Reading: level 1 is essentially human-efficient (14 actions vs the 15-action baseline); level 2 is the ugliest (15 actions vs a human’s 7 — the agent re-derives the key instead of recognizing the repeat); and everything from level 5 up is simply unreached. 17.9 is a low score by construction — that is the point of publishing it. 17.9는 낮은 점수다 — 낮게 나오도록 설계한 지표를 그대로 공개하는 것이 핵심.

the honest fork-vs-API caveat
Sleep tests candidate recipes on engine forks — free, invisible lookahead that the official ARC-AGI-3 HTTP API does not offer. Wake actions and applied recipe clicks are counted in RHAE; fork probes are not. A human (or an API-only agent) pays for every experiment with real actions, so this RHAE is not directly comparable to API-scored agents. It is a within-lab efficiency ledger, not a leaderboard number.
05

Limitations — what this does not show yet

read before believing

□ weak-wake confound

The wake actor is a weak model that rarely progresses on its own, so “sleep cleared the level” is confounded with “wake couldn’t have.” 3 of win2_s31’s 4 level-ups happened inside sleep (the 4th in wake, round 34) — strong evidence the mechanism works, weak evidence it would still matter over a frontier wake model that might just solve the game directly.

□ single game so far

Everything on this page is ft09 only. ft09’s mechanic (a key region dictating block colors, repeated across levels) is unusually friendly to rule-mining and analogy transfer. No claim survives contact with ls20 or vc33 until the same loop is run there.

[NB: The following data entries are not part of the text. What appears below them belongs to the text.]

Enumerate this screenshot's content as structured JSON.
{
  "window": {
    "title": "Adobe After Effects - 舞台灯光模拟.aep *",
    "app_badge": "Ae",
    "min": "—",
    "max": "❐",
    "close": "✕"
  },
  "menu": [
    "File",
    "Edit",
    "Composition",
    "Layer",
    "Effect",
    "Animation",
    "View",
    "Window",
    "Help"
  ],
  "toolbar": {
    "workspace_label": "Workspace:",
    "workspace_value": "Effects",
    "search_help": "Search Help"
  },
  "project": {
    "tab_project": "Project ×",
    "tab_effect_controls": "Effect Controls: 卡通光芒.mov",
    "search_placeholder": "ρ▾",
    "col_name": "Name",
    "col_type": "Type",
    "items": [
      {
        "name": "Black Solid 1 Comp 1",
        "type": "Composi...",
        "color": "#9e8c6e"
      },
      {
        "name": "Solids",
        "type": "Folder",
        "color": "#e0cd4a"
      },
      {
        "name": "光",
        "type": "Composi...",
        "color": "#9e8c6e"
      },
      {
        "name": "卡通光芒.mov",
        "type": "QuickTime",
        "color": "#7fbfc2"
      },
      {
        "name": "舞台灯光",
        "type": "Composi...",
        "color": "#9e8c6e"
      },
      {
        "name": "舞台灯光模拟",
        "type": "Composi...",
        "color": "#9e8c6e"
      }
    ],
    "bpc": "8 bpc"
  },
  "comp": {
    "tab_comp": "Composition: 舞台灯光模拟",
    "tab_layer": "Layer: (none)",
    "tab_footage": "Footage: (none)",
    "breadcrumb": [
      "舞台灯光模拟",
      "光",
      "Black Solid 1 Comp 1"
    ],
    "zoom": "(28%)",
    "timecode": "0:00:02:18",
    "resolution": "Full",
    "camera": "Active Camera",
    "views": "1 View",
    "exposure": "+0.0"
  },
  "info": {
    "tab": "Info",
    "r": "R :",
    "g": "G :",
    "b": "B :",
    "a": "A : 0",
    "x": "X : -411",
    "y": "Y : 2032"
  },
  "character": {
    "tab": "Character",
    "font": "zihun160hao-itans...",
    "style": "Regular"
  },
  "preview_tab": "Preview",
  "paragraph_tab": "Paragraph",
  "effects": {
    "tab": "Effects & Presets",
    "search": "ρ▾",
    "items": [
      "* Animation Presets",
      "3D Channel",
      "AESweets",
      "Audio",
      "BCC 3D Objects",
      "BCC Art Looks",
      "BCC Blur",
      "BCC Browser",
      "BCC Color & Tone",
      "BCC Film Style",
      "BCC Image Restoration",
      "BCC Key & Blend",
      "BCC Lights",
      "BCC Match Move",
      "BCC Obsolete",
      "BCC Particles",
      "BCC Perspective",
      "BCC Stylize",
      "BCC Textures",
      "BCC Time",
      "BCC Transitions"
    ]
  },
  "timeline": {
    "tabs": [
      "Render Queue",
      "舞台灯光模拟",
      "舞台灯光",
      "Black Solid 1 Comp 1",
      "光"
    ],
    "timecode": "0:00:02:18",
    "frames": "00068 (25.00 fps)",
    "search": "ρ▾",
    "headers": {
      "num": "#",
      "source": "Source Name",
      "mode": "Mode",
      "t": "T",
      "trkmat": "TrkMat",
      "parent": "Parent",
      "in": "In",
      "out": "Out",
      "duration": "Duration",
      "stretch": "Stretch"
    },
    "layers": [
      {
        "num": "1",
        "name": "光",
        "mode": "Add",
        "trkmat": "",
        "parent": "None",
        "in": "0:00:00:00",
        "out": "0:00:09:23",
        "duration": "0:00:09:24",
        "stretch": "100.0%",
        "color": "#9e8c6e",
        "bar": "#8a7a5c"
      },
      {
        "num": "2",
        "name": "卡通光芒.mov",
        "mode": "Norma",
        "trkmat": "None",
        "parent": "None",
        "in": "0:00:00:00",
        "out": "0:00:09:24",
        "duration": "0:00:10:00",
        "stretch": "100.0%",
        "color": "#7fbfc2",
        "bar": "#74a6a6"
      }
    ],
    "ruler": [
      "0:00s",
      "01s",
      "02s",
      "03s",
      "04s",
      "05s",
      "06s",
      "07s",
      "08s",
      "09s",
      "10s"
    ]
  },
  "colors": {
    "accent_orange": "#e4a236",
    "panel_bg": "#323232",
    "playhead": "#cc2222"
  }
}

□ config evolution across seeds

The 21 runs span 11 config variants; each fix changed the config between seed groups. The before/after pairs in section 02 are chronological snapshots, not matched-seed A/Bs. The one clean contrast is v5e’s noop-guard failure vs the v5f family — same mechanism, one guard flag apart.

✓ what does hold

The gate is LLM-free (fork level-count only), and 26 of 27 applied recipes across all 21 runs raised the live level (the exception: one v5c_s23 apply, levels 2→2). Grids in the viewer are exact engine replays with zero validated mismatches, and the level-4 run is fully reproducible from data/raw/win2_s31.jsonl.